Is he saying that relational databases do not impose the same constraint?

Clearly, the RDBMS has the same "catch". The relational database only works if "...the underlying data storage and compute engine is powerful enough to operate on a large dataset in a time-efficient manner."

Pandering? Really?

Here's why it seems like the article is pandering. Because it worked. It totally appealed to the target audience. I saw this piece because a DBA -- a card-carrying member of the SQL Hegemony cabal -- sent me the link, and highlighted two things.

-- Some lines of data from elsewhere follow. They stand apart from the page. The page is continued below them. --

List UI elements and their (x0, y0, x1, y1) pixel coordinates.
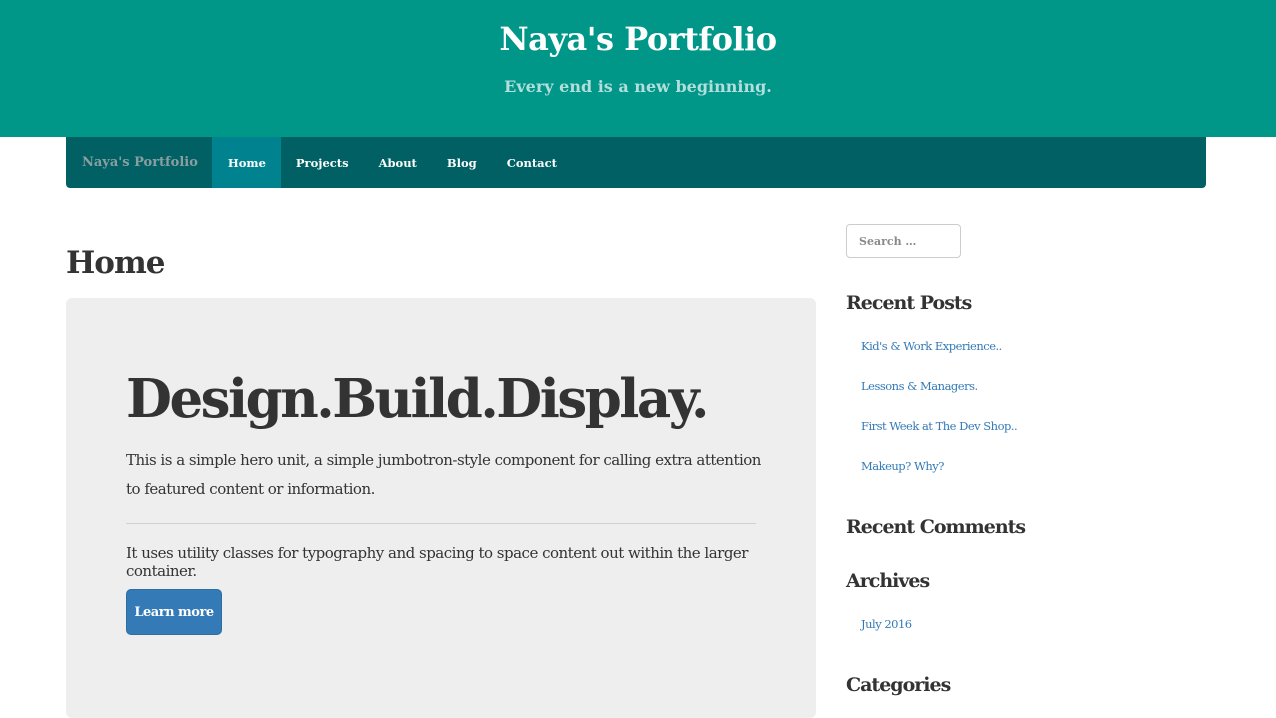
jumbotron-lead: This is a simple hero unit, a simple jum… (126, 451, 761, 498)
archives-heading: Archives (846, 570, 930, 592)
nav-item-blog[interactable]: Blog (432, 137, 492, 188)
search-input[interactable] (846, 224, 961, 258)
recent-post-link[interactable]: First Week at The Dev Shop.. (861, 419, 1018, 433)
jumbotron-divider (126, 523, 756, 524)
learn-more-button[interactable]: Learn more (126, 589, 222, 635)
nav-item-contact[interactable]: Contact (492, 137, 572, 188)
recent-post-link[interactable]: Kid's & Work Experience.. (861, 339, 1002, 353)
recent-post-link[interactable]: Makeup? Why? (861, 459, 944, 473)
categories-heading: Categories (846, 674, 951, 696)
recent-comments-heading: Recent Comments (846, 516, 1026, 538)
archive-link[interactable]: July 2016 (861, 617, 912, 631)
jumbotron-text: It uses utility classes for typography a… (126, 544, 748, 580)
main-navbar: Naya's Portfolio Home Projects About Blo… (66, 137, 1206, 188)
nav-item-home[interactable]: Home (211, 137, 281, 188)
site-title[interactable]: Naya's Portfolio (0, 20, 1276, 58)
recent-posts-heading: Recent Posts (846, 292, 972, 314)
jumbotron-heading: Design.Build.Display. (126, 368, 709, 430)
navbar-brand[interactable]: Naya's Portfolio (66, 137, 212, 188)
site-tagline: Every end is a new beginning. (504, 77, 772, 96)
nav-item-about[interactable]: About (364, 137, 432, 188)
jumbotron: Design.Build.Display. This is a simple h… (66, 298, 816, 718)
recent-post-link[interactable]: Lessons & Managers. (861, 379, 978, 393)
page-title: Home (66, 245, 165, 281)
site-header: Naya's Portfolio Every end is a new begi… (0, 0, 1276, 137)
nav-item-projects[interactable]: Projects (281, 137, 364, 188)
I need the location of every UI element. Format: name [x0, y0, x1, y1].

The DBA highlighted the "powerful enough" quote.

As if to say, "See, it won't happen any time soon, Hadoop is too resource intensive to displace the RDBMS."

Which appears to assume that the RDBMS isn't resource intensive.

Further, the DBA had to add the following. "The other catch which is not stated is the skill level required of the people doing the work."

As if to say, "It won't happen any time soon, ordinary programmers can't understand it."

Which appears to assume that ordinary programmers totally understand SQL and the relational model. If they did understand SQL and the relational model perfectly, why would we have DBA's? Why would we have performance tuning? Why would we have DBA's adjusting normalization to correct application design problems?

Weaknesses

So the weaknesses of Hadoop are that it (a) demands resources and (b) requires specialized skills. Okay. But isn't that the exact same weakness as the relational database?

Which causes me to ask why an article like this has to pander to the SQL cabal by suggesting that Hadoop requires a big compute engine? Or is this just my own conspiracy theory?